As it can be seen, the Google API again outperforms Descript, except for the measurement without background noises. This might be traced back to measurement errors and the small number of conducted measurements. The analysis also reveals that in general the speaker identification error increases with the number of speakers.

Sentiment Analysis

The sentiments of all recorded audio files were analyzed. The majority of the results were the sentiments “positive” and “neutral” and only one audio file was rated with “negative”. The reason for this inconsistency might be the application of the Google API: the sentiment analysis was based only on text. We found it unexpected that Google does not have a feature to analyze the audio files. The influence of intonation, timbre and emotions on the sentiment is more important than only the text. And in our application this information gets lost.

The successful integration of sentiment analysis functions is another important achievement. The pipeline functions for any amount of the audio files and the results could be easily saved.


A significant amount of time was spent, while we were trying to set up Google API. The first step was to create an account and some difficulties occurred during this step: only special credit cards were accepted. Another problem was the authentication. There are various ways to authenticate calls to Google APIs. In our project the API keys were used for this purpose. The unique API key was used to associate API requests with the application. Because the pipeline was based on different Google APIs, all above mentioned issues were taken into consideration and the respective documentation was studied.

Another challenge was the construction of the pipeline. The idea was to create a complex pipeline that functions independent of the amount of the audio files and transcripts. The implementation of all functions and their interaction was an important aspect that was discussed in our meetings several times.

A difficulty, which was faced within this work was the transcript generation, since this was conducted manually. Furthermore, we faced that the number of detected speakers was not consistent with the expected number of speakers. This issue resulted in truth transcripts, which had not the same number of lines as in the ground truth. Since it is more difficult to compare files with different numbers of lines, the truth transcripts were adjusted according the own personal judgement, which might have affected the results for the speaker identification.

Totally unexpected was the inability of the Google APIs to analyze sentiment of audio files. This problem was solved by combining two different APIs. Nevertheless, the large part of the information, such as intonation and emotions, was lost.

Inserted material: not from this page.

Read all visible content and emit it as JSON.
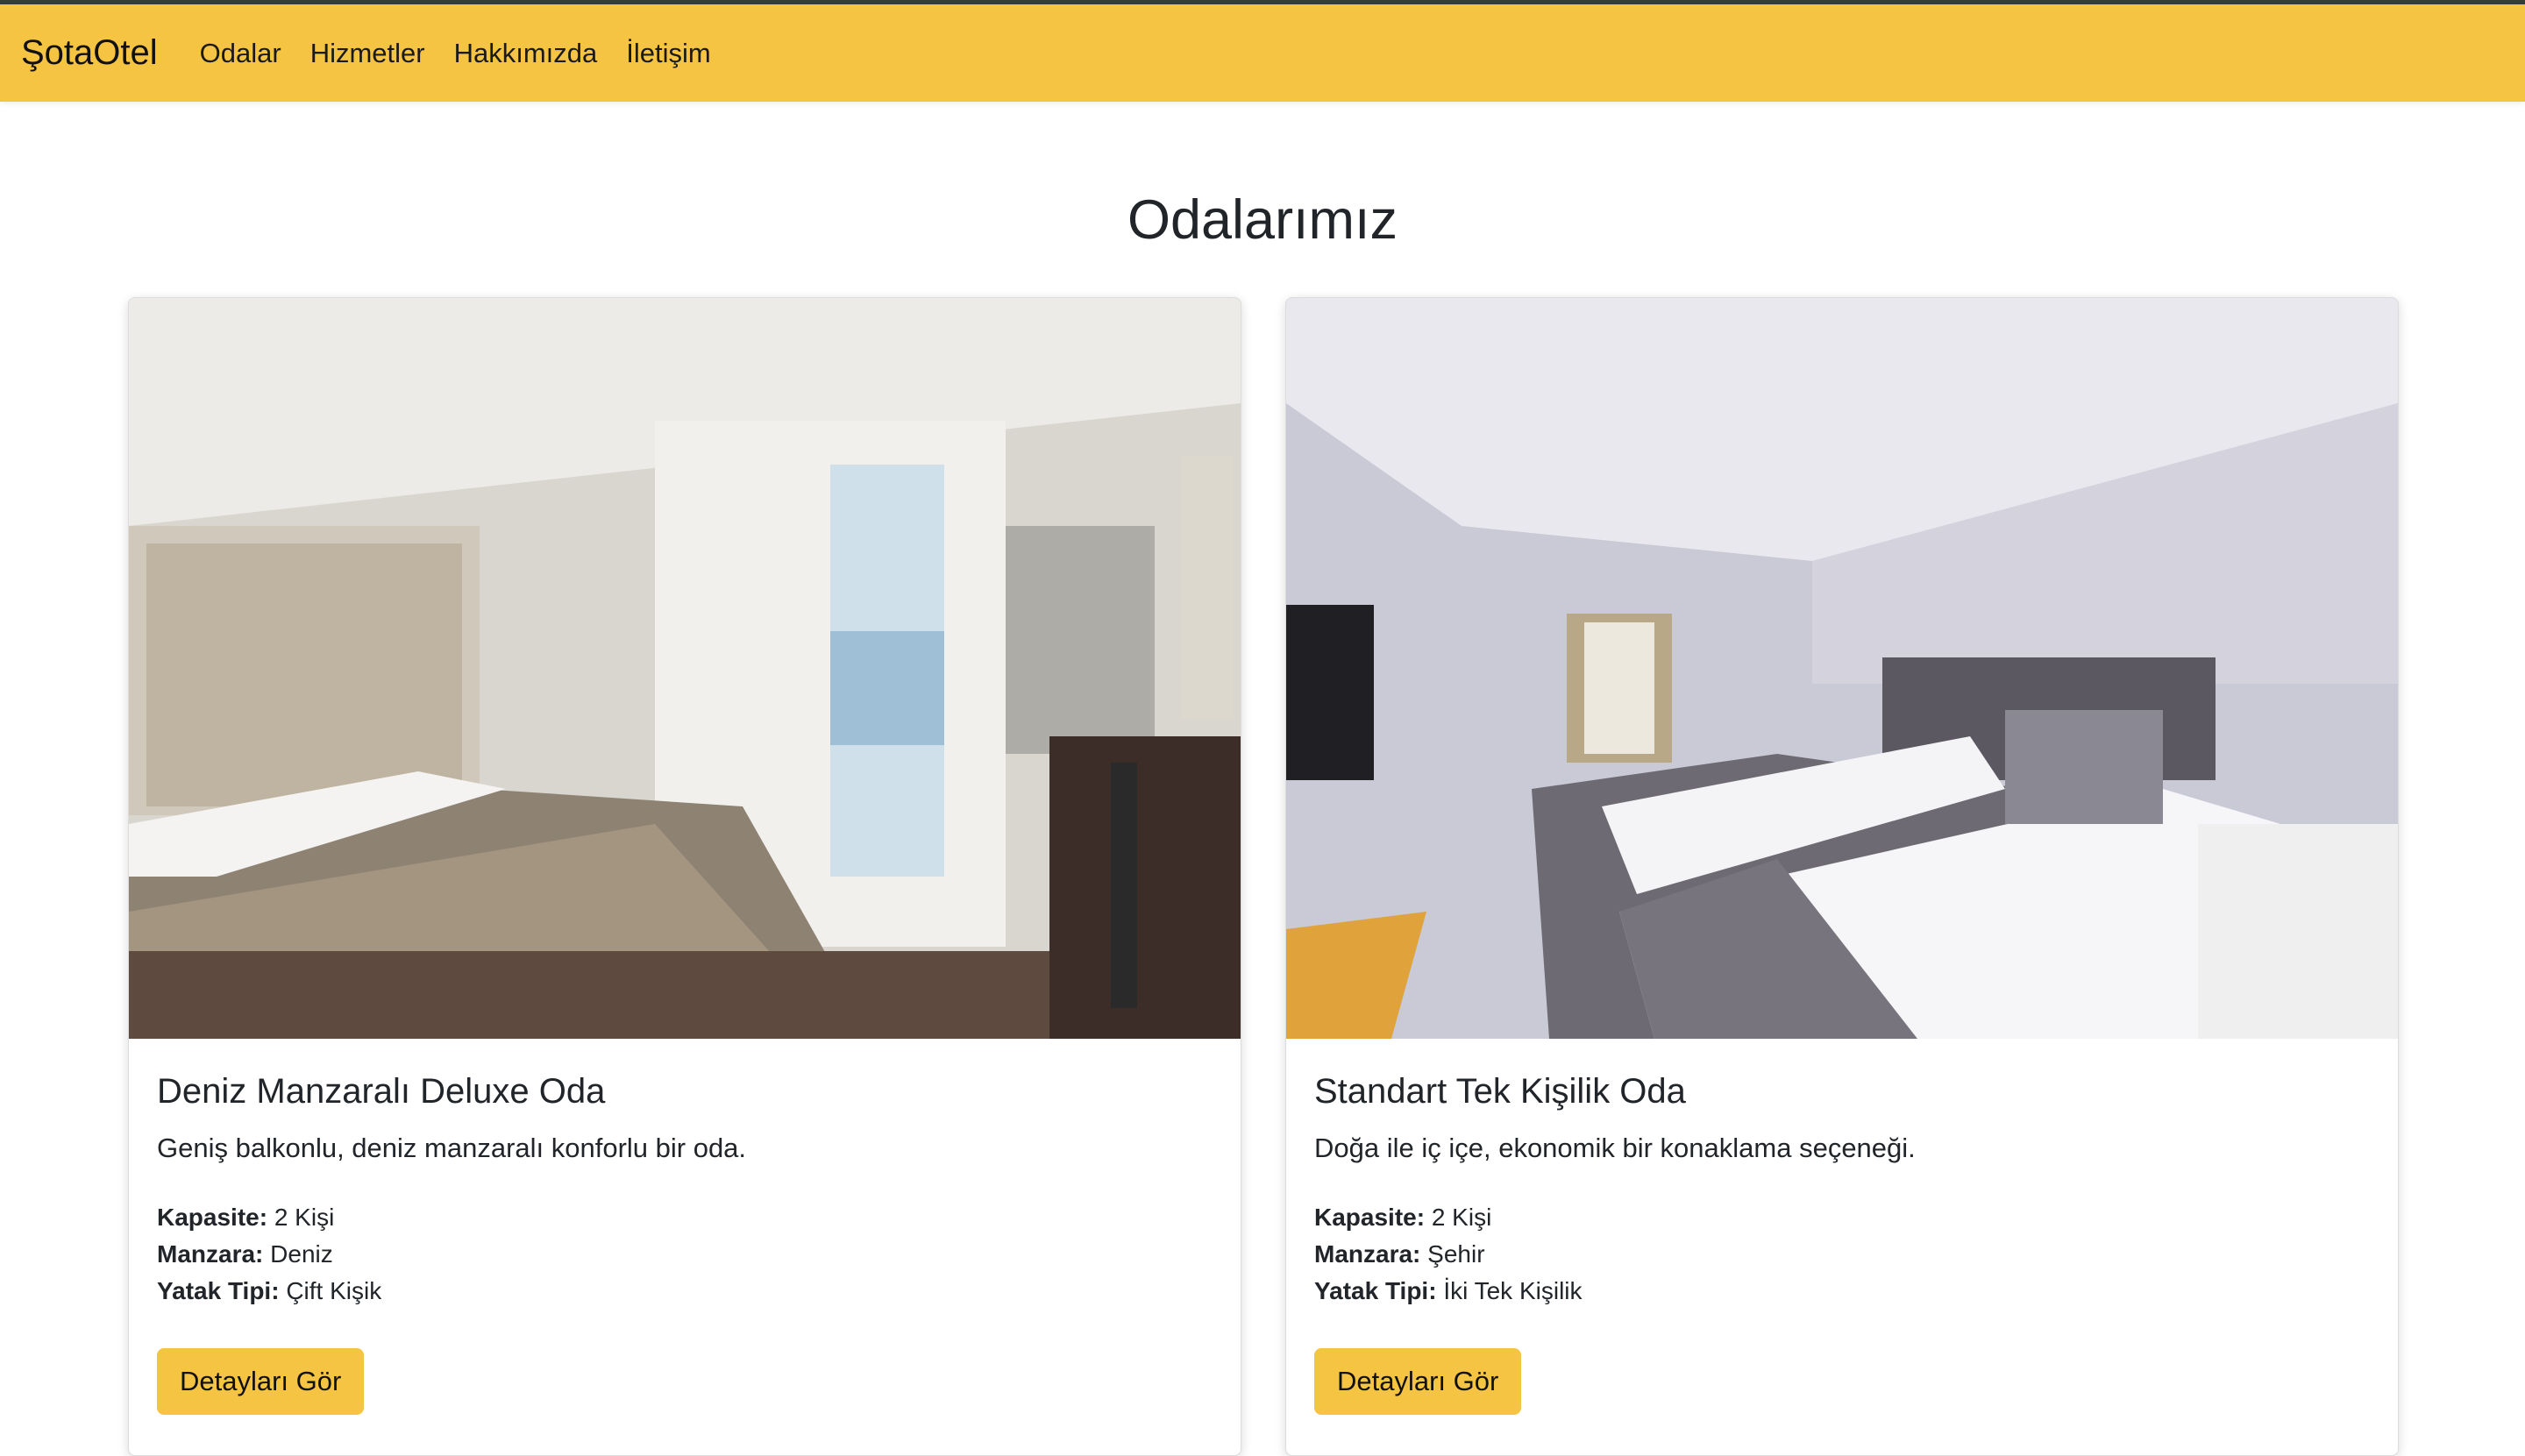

The code was edited with Visual Studio Code and all changes were uploaded using Git. Both tools required a complicated set up. The more members are in the project, the more difficult it is to fix all errors. On the other hand, it was easy to upload the changes during the whole project’s duration. In our opinion, it was the correct decision and we would recommend it to other groups. This was our biggest learning during this project work.

Further work

Currently our application exists only as a python code. Future work could be the development of the pipeline as an App. An audio file could be used as an input and the analysis could be done fully automated.

Another idea for further work is the improvement of the sentiment analysis function. As mentioned above, the Google APIs are not able to evaluate audio files. Alternative tools for estimating the sentiment of a speech could be tested and analyzed.